Problem D and E were really cool problems :) Though I messed up D in contest time and couldn't check E then :( But I solved E in one try and D just after the contest :'( It could have been a really good contest for me :(

Is there anyone attempt to solve Problem C with hash? I tried this, I think the complexity is about O(n^2) after I use unordered_map in c++11. However, It still takes too much time and got TLE.

I find the longest common segment in string s in this way: calculate all n^2 segments(inverse order included) hash value and stored them in unordered_map. The key in unordered_map is hash value of some segment, the value is the segment id. My code is 15269449. Could anyone tell me why TLE happened? Thank you

hi in 615D — Multipliers solution

d = d * (cnt[i] + 1) % (MOD — 1); why add (MOD-1) not MOD

d(4) = 3 , divisors (1,2,4) d(6) = 4 , divisors (1,2,3,6) d(4*6)= 8 divisors (1,2,3,4,6,8,12,24)
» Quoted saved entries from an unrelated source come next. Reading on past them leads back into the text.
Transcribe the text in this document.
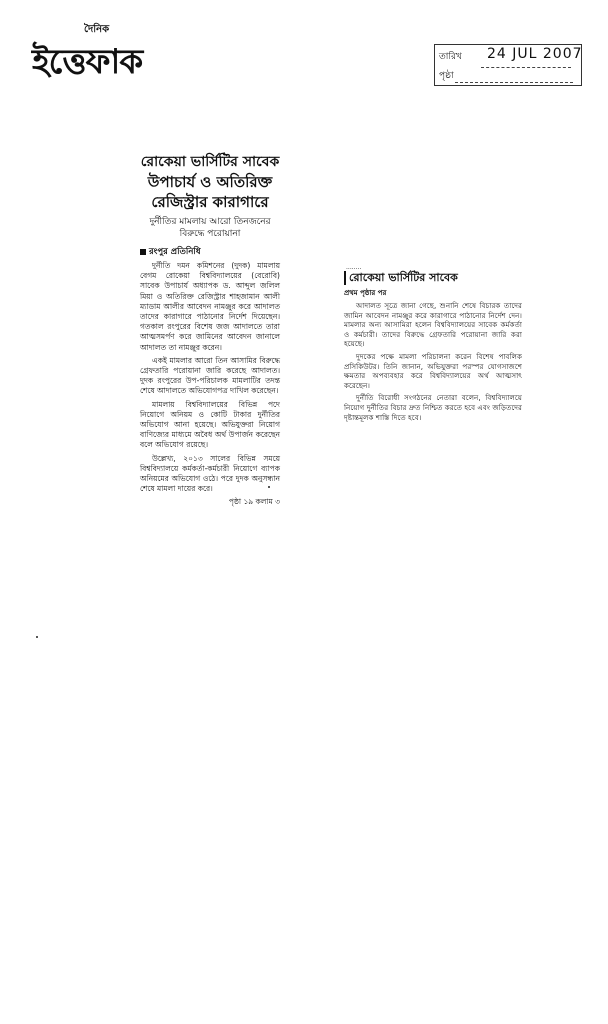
দৈনিক
ইত্তেফাক	তারিখ 24 JUL 2007
পৃষ্ঠা
রোকেয়া ভার্সিটির সাবেক
উপাচার্য ও অতিরিক্ত
রেজিস্ট্রার কারাগারে
দুর্নীতির মামলায় আরো তিনজনের বিরুদ্ধে পরোয়ানা
রংপুর প্রতিনিধি

দুর্নীতি দমন কমিশনের (দুদক) মামলায় বেগম রোকেয়া বিশ্ববিদ্যালয়ের (বেরোবি) সাবেক উপাচার্য অধ্যাপক ড. আব্দুল জলিল মিয়া ও অতিরিক্ত রেজিস্ট্রার শাহজামান আলী ম্যাডাম আলীর আবেদন নামঞ্জুর করে আদালত তাদের কারাগারে পাঠানোর নির্দেশ দিয়েছেন। গতকাল রংপুরের বিশেষ জজ আদালতে তারা আত্মসমর্পণ করে জামিনের আবেদন জানালে আদালত তা নামঞ্জুর করেন।

একই মামলার আরো তিন আসামির বিরুদ্ধে গ্রেফতারি পরোয়ানা জারি করেছে আদালত। দুদক রংপুরের উপ-পরিচালক মামলাটির তদন্ত শেষে আদালতে অভিযোগপত্র দাখিল করেছেন।

মামলায় বিশ্ববিদ্যালয়ের বিভিন্ন পদে নিয়োগে অনিয়ম ও কোটি টাকার দুর্নীতির অভিযোগ আনা হয়েছে। অভিযুক্তরা নিয়োগ বাণিজ্যের মাধ্যমে অবৈধ অর্থ উপার্জন করেছেন বলে অভিযোগ রয়েছে।

উল্লেখ্য, ২০১৩ সালের বিভিন্ন সময়ে বিশ্ববিদ্যালয়ে কর্মকর্তা-কর্মচারী নিয়োগে ব্যাপক অনিয়মের অভিযোগ ওঠে। পরে দুদক অনুসন্ধান শেষে মামলা দায়ের করে।

পৃষ্ঠা ১৯ কলাম ৩
........
রোকেয়া ভার্সিটির সাবেক
প্রথম পৃষ্ঠার পর

আদালত সূত্রে জানা গেছে, শুনানি শেষে বিচারক তাদের জামিন আবেদন নামঞ্জুর করে কারাগারে পাঠানোর নির্দেশ দেন। মামলার অন্য আসামিরা হলেন বিশ্ববিদ্যালয়ের সাবেক কর্মকর্তা ও কর্মচারী। তাদের বিরুদ্ধে গ্রেফতারি পরোয়ানা জারি করা হয়েছে।

দুদকের পক্ষে মামলা পরিচালনা করেন বিশেষ পাবলিক প্রসিকিউটর। তিনি জানান, অভিযুক্তরা পরস্পর যোগসাজশে ক্ষমতার অপব্যবহার করে বিশ্ববিদ্যালয়ের অর্থ আত্মসাৎ করেছেন।

দুর্নীতি বিরোধী সংগঠনের নেতারা বলেন, বিশ্ববিদ্যালয়ে নিয়োগ দুর্নীতির বিচার দ্রুত নিশ্চিত করতে হবে এবং জড়িতদের দৃষ্টান্তমূলক শাস্তি দিতে হবে।
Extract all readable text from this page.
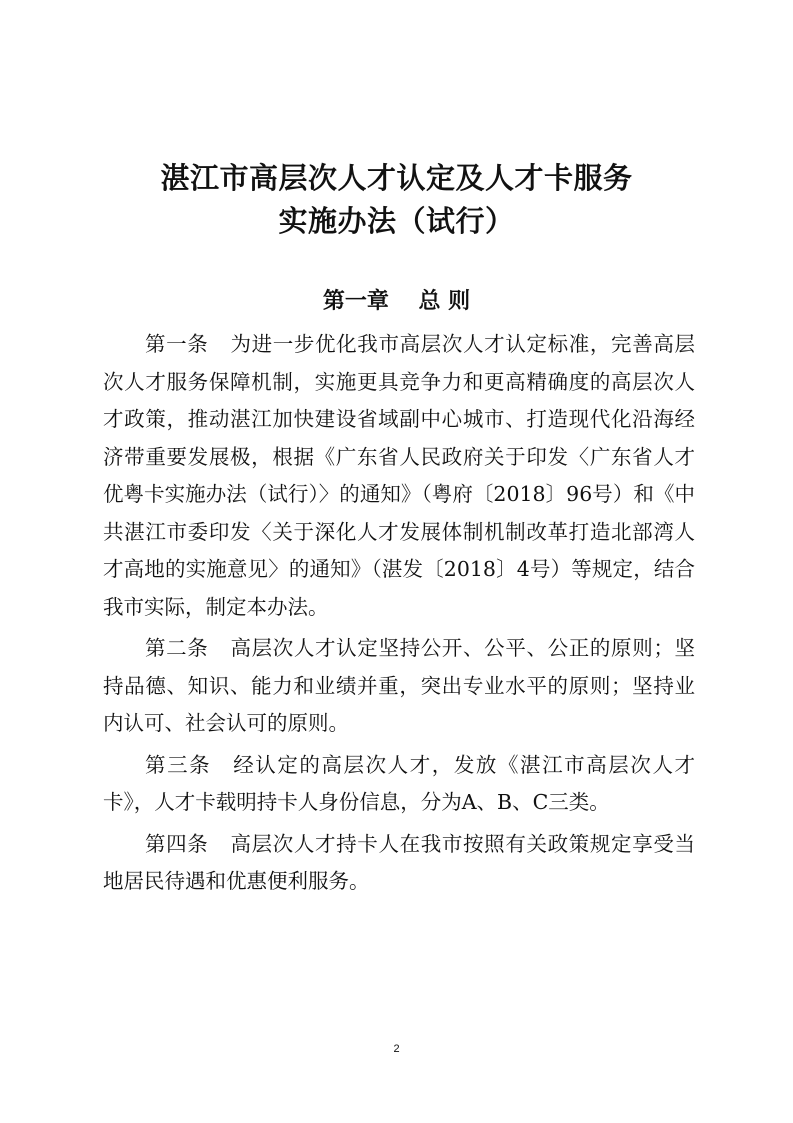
湛江市高层次人才认定及人才卡服务
实施办法（试行）
第一章　 总 则

第一条 为进一步优化我市高层次人才认定标准，完善高层次人才服务保障机制，实施更具竞争力和更高精确度的高层次人才政策，推动湛江加快建设省域副中心城市、打造现代化沿海经济带重要发展极，根据《广东省人民政府关于印发〈广东省人才优粤卡实施办法（试行）〉的通知》（粤府〔2018〕96号）和《中共湛江市委印发〈关于深化人才发展体制机制改革打造北部湾人才高地的实施意见〉的通知》（湛发〔2018〕4号）等规定，结合我市实际，制定本办法。

第二条 高层次人才认定坚持公开、公平、公正的原则；坚持品德、知识、能力和业绩并重，突出专业水平的原则；坚持业内认可、社会认可的原则。

第三条 经认定的高层次人才，发放《湛江市高层次人才卡》，人才卡载明持卡人身份信息，分为A、B、C三类。

第四条 高层次人才持卡人在我市按照有关政策规定享受当地居民待遇和优惠便利服务。

2
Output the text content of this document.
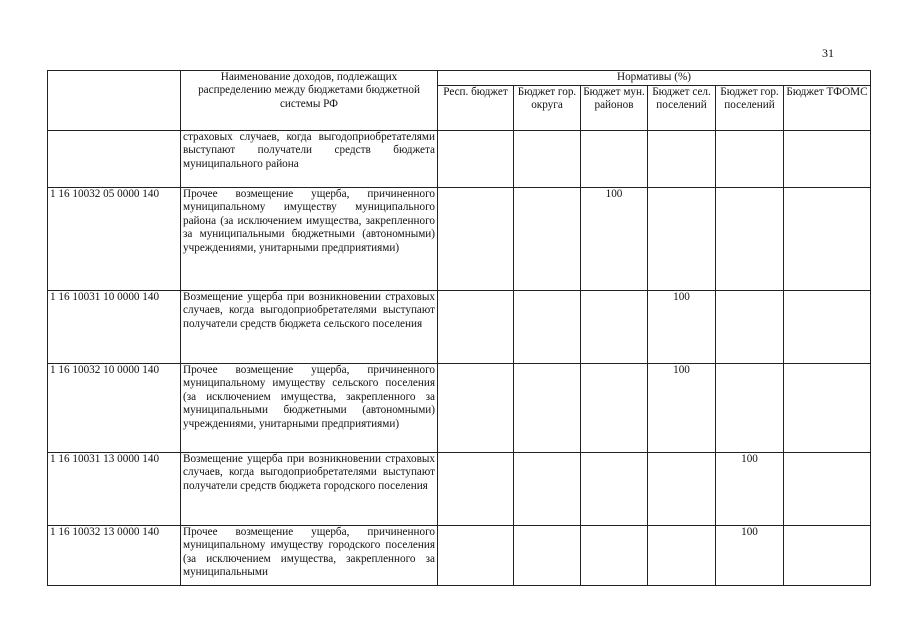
31
	Наименование доходов, подлежащих распределению между бюджетами бюджетной системы РФ	Нормативы (%)					
		Респ. бюджет	Бюджет гор. округа	Бюджет мун. районов	Бюджет сел. поселений	Бюджет гор. поселений	Бюджет ТФОМС
	страховых случаев, когда выгодоприобретателями выступают получатели средств бюджета муниципального района						
1 16 10032 05 0000 140	Прочее возмещение ущерба, причиненного муниципальному имуществу муниципального района (за исключением имущества, закрепленного за муниципальными бюджетными (автономными) учреждениями, унитарными предприятиями)			100			
1 16 10031 10 0000 140	Возмещение ущерба при возникновении страховых случаев, когда выгодоприобретателями выступают получатели средств бюджета сельского поселения				100		
1 16 10032 10 0000 140	Прочее возмещение ущерба, причиненного муниципальному имуществу сельского поселения (за исключением имущества, закрепленного за муниципальными бюджетными (автономными) учреждениями, унитарными предприятиями)				100		
1 16 10031 13 0000 140	Возмещение ущерба при возникновении страховых случаев, когда выгодоприобретателями выступают получатели средств бюджета городского поселения					100	
1 16 10032 13 0000 140	Прочее возмещение ущерба, причиненного муниципальному имуществу городского поселения (за исключением имущества, закрепленного за муниципальными					100	
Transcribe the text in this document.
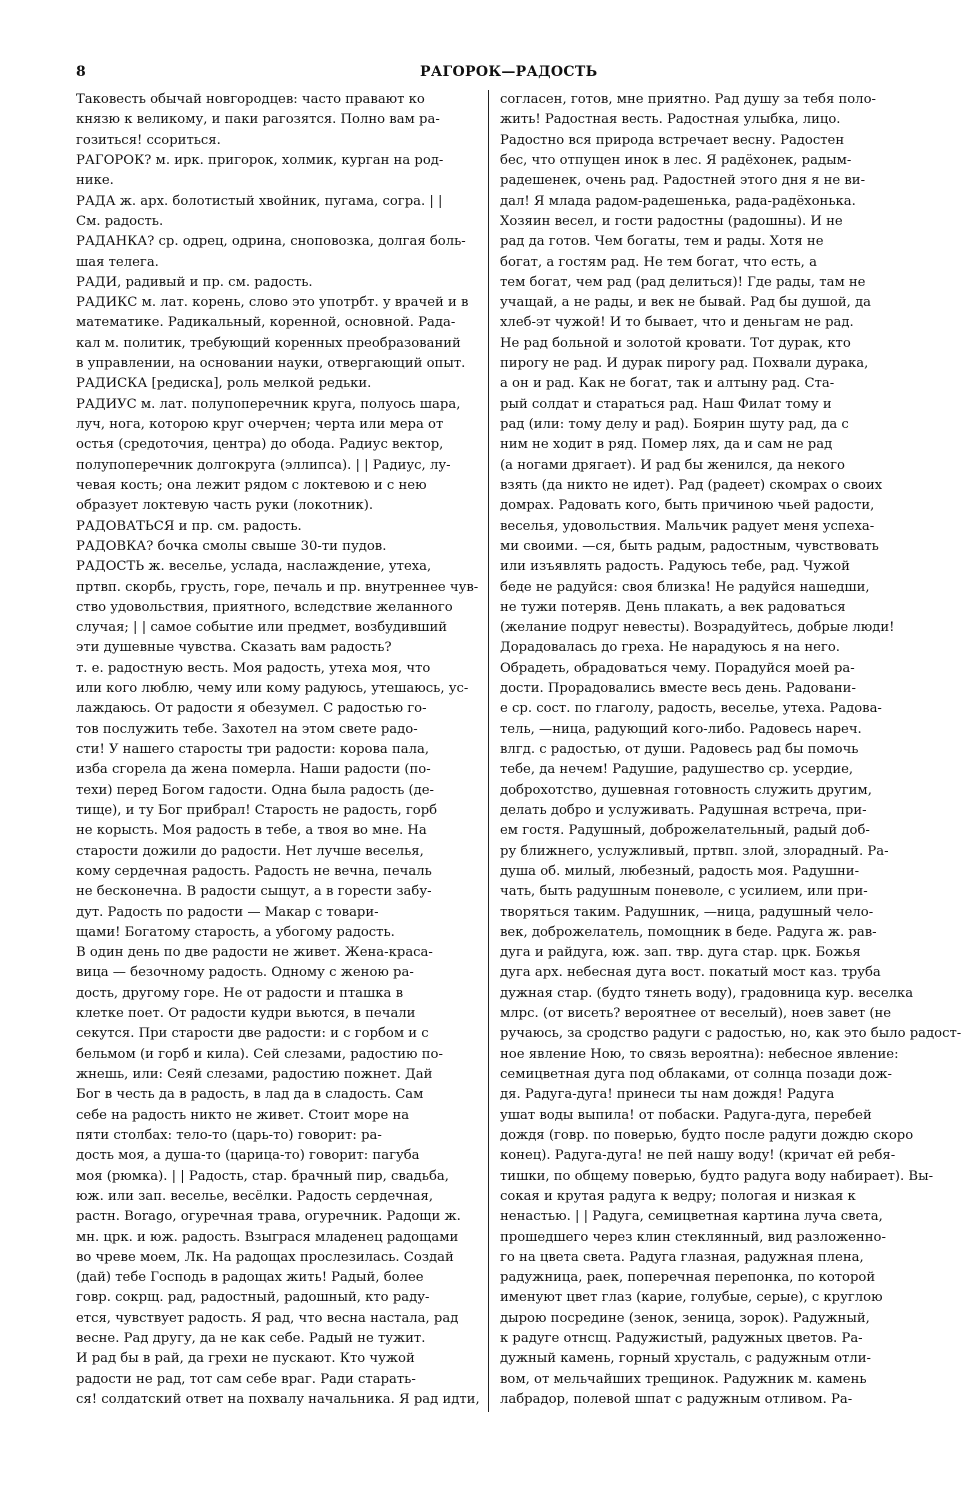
8	РАГОРОК—РАДОСТЬ
Таковесть обычай новгородцев: часто правают ко
князю к великому, и паки рагозятся. Полно вам ра-
гозиться! ссориться.
РАГОРОК? м. ирк. пригорок, холмик, курган на род-
нике.
РАДА ж. арх. болотистый хвойник, пугама, согра. | |
См. радость.
РАДАНКА? ср. одрец, одрина, сноповозка, долгая боль-
шая телега.
РАДИ, радивый и пр. см. радость.
РАДИКС м. лат. корень, слово это употрбт. у врачей и в
математике. Радикальный, коренной, основной. Рада-
кал м. политик, требующий коренных преобразований
в управлении, на основании науки, отвергающий опыт.
РАДИСКА [редиска], роль мелкой редьки.
РАДИУС м. лат. полупоперечник круга, полуось шара,
луч, нога, которою круг очерчен; черта или мера от
остья (средоточия, центра) до обода. Радиус вектор,
полупоперечник долгокруга (эллипса). | | Радиус, лу-
чевая кость; она лежит рядом с локтевою и с нею
образует локтевую часть руки (локотник).
РАДОВАТЬСЯ и пр. см. радость.
РАДОВКА? бочка смолы свыше 30-ти пудов.
РАДОСТЬ ж. веселье, услада, наслаждение, утеха,
пртвп. скорбь, грусть, горе, печаль и пр. внутреннее чув-
ство удовольствия, приятного, вследствие желанного
случая; | | самое событие или предмет, возбудивший
эти душевные чувства. Сказать вам радость?
т. е. радостную весть. Моя радость, утеха моя, что
или кого люблю, чему или кому радуюсь, утешаюсь, ус-
лаждаюсь. От радости я обезумел. С радостью го-
тов послужить тебе. Захотел на этом свете радо-
сти! У нашего старосты три радости: корова пала,
изба сгорела да жена померла. Наши радости (по-
техи) перед Богом гадости. Одна была радость (де-
тище), и ту Бог прибрал! Старость не радость, горб
не корысть. Моя радость в тебе, а твоя во мне. На
старости дожили до радости. Нет лучше веселья,
кому сердечная радость. Радость не вечна, печаль
не бесконечна. В радости сыщут, а в горести забу-
дут. Радость по радости — Макар с товари-
щами! Богатому старость, а убогому радость.
В один день по две радости не живет. Жена-краса-
вица — безочному радость. Одному с женою ра-
дость, другому горе. Не от радости и пташка в
клетке поет. От радости кудри вьются, в печали
секутся. При старости две радости: и с горбом и с
бельмом (и горб и кила). Сей слезами, радостию по-
жнешь, или: Сеяй слезами, радостию пожнет. Дай
Бог в честь да в радость, в лад да в сладость. Сам
себе на радость никто не живет. Стоит море на
пяти столбах: тело-то (царь-то) говорит: ра-
дость моя, а душа-то (царица-то) говорит: пагуба
моя (рюмка). | | Радость, стар. брачный пир, свадьба,
юж. или зап. веселье, весёлки. Радость сердечная,
растн. Borago, огуречная трава, огуречник. Радощи ж.
мн. црк. и юж. радость. Взыграся младенец радощами
во чреве моем, Лк. На радощах прослезилась. Создай
(дай) тебе Господь в радощах жить! Радый, более
говр. сокрщ. рад, радостный, радошный, кто раду-
ется, чувствует радость. Я рад, что весна настала, рад
весне. Рад другу, да не как себе. Радый не тужит.
И рад бы в рай, да грехи не пускают. Кто чужой
радости не рад, тот сам себе враг. Ради старать-
ся! солдатский ответ на похвалу начальника. Я рад идти,
согласен, готов, мне приятно. Рад душу за тебя поло-
жить! Радостная весть. Радостная улыбка, лицо.
Радостно вся природа встречает весну. Радостен
бес, что отпущен инок в лес. Я радёхонек, радым-
радешенек, очень рад. Радостней этого дня я не ви-
дал! Я млада радом-радешенька, рада-радёхонька.
Хозяин весел, и гости радостны (радошны). И не
рад да готов. Чем богаты, тем и рады. Хотя не
богат, а гостям рад. Не тем богат, что есть, а
тем богат, чем рад (рад делиться)! Где рады, там не
учащай, а не рады, и век не бывай. Рад бы душой, да
хлеб-эт чужой! И то бывает, что и деньгам не рад.
Не рад больной и золотой кровати. Тот дурак, кто
пирогу не рад. И дурак пирогу рад. Похвали дурака,
а он и рад. Как не богат, так и алтыну рад. Ста-
рый солдат и стараться рад. Наш Филат тому и
рад (или: тому делу и рад). Боярин шуту рад, да с
ним не ходит в ряд. Помер лях, да и сам не рад
(а ногами дрягает). И рад бы женился, да некого
взять (да никто не идет). Рад (радеет) скомрах о своих
домрах. Радовать кого, быть причиною чьей радости,
веселья, удовольствия. Мальчик радует меня успеха-
ми своими. —ся, быть радым, радостным, чувствовать
или изъявлять радость. Радуюсь тебе, рад. Чужой
беде не радуйся: своя близка! Не радуйся нашедши,
не тужи потеряв. День плакать, а век радоваться
(желание подруг невесты). Возрадуйтесь, добрые люди!
Дорадовалась до греха. Не нарадуюсь я на него.
Обрадеть, обрадоваться чему. Порадуйся моей ра-
дости. Прорадовались вместе весь день. Радовани-
е ср. сост. по глаголу, радость, веселье, утеха. Радова-
тель, —ница, радующий кого-либо. Радовесь нареч.
влгд. с радостью, от души. Радовесь рад бы помочь
тебе, да нечем! Радушие, радушество ср. усердие,
доброхотство, душевная готовность служить другим,
делать добро и услуживать. Радушная встреча, при-
ем гостя. Радушный, доброжелательный, радый доб-
ру ближнего, услужливый, пртвп. злой, злорадный. Ра-
душа об. милый, любезный, радость моя. Радушни-
чать, быть радушным поневоле, с усилием, или при-
творяться таким. Радушник, —ница, радушный чело-
век, доброжелатель, помощник в беде. Радуга ж. рав-
дуга и райдуга, юж. зап. твр. дуга стар. црк. Божья
дуга арх. небесная дуга вост. покатый мост каз. труба
дужная стар. (будто тянеть воду), градовница кур. веселка
млрс. (от висеть? вероятнее от веселый), ноев завет (не
ручаюсь, за сродство радуги с радостью, но, как это было радост-
ное явление Ною, то связь вероятна): небесное явление:
семицветная дуга под облаками, от солнца позади дож-
дя. Радуга-дуга! принеси ты нам дождя! Радуга
ушат воды выпила! от побаски. Радуга-дуга, перебей
дождя (говр. по поверью, будто после радуги дождю скоро
конец). Радуга-дуга! не пей нашу воду! (кричат ей ребя-
тишки, по общему поверью, будто радуга воду набирает). Вы-
сокая и крутая радуга к ведру; пологая и низкая к
ненастью. | | Радуга, семицветная картина луча света,
прошедшего через клин стеклянный, вид разложенно-
го на цвета света. Радуга глазная, радужная плена,
радужница, раек, поперечная перепонка, по которой
именуют цвет глаз (карие, голубые, серые), с круглою
дырою посредине (зенок, зеница, зорок). Радужный,
к радуге отнсщ. Радужистый, радужных цветов. Ра-
дужный камень, горный хрусталь, с радужным отли-
вом, от мельчайших трещинок. Радужник м. камень
лабрадор, полевой шпат с радужным отливом. Ра-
d(4*6) not equal d(4)*d(6)

A simpler solution with less math for D:

We need to calculate $$$n^ {\frac{d}{2}} \bmod p$$$ where $$$d$$$ is the count of divisors of $$$n$$$ (this is actually still true even if $$$d$$$ is odd).

And as we all know, if $$$n = p_1^{a_1} \times p_2^{a_2} \times \ldots \times p_k^{a_k}$$$ then $$$d = (a_1 + 1) \times (a_2 + 1) \times \ldots \ (a_k + 1)$$$.

If any of $$$a_i$$$ is odd then we can divide the first $$$a_i + 1$$$ by 2 and then calculate normally.

Else every $$$a_i$$$ is even, i.e. $$$n$$$ is a square number, and we can use this fact to remove the $$$/2$$$ from $$$d/2$$$. Let $$$n = x^2$$$, then $$$n^\frac{d}{2} \Leftrightarrow (x^2)^{\frac{d}{2}} \Leftrightarrow x^{2\times \frac{d}{2}} \Leftrightarrow x^d$$$.

My (not so clean) implementation: 161385006.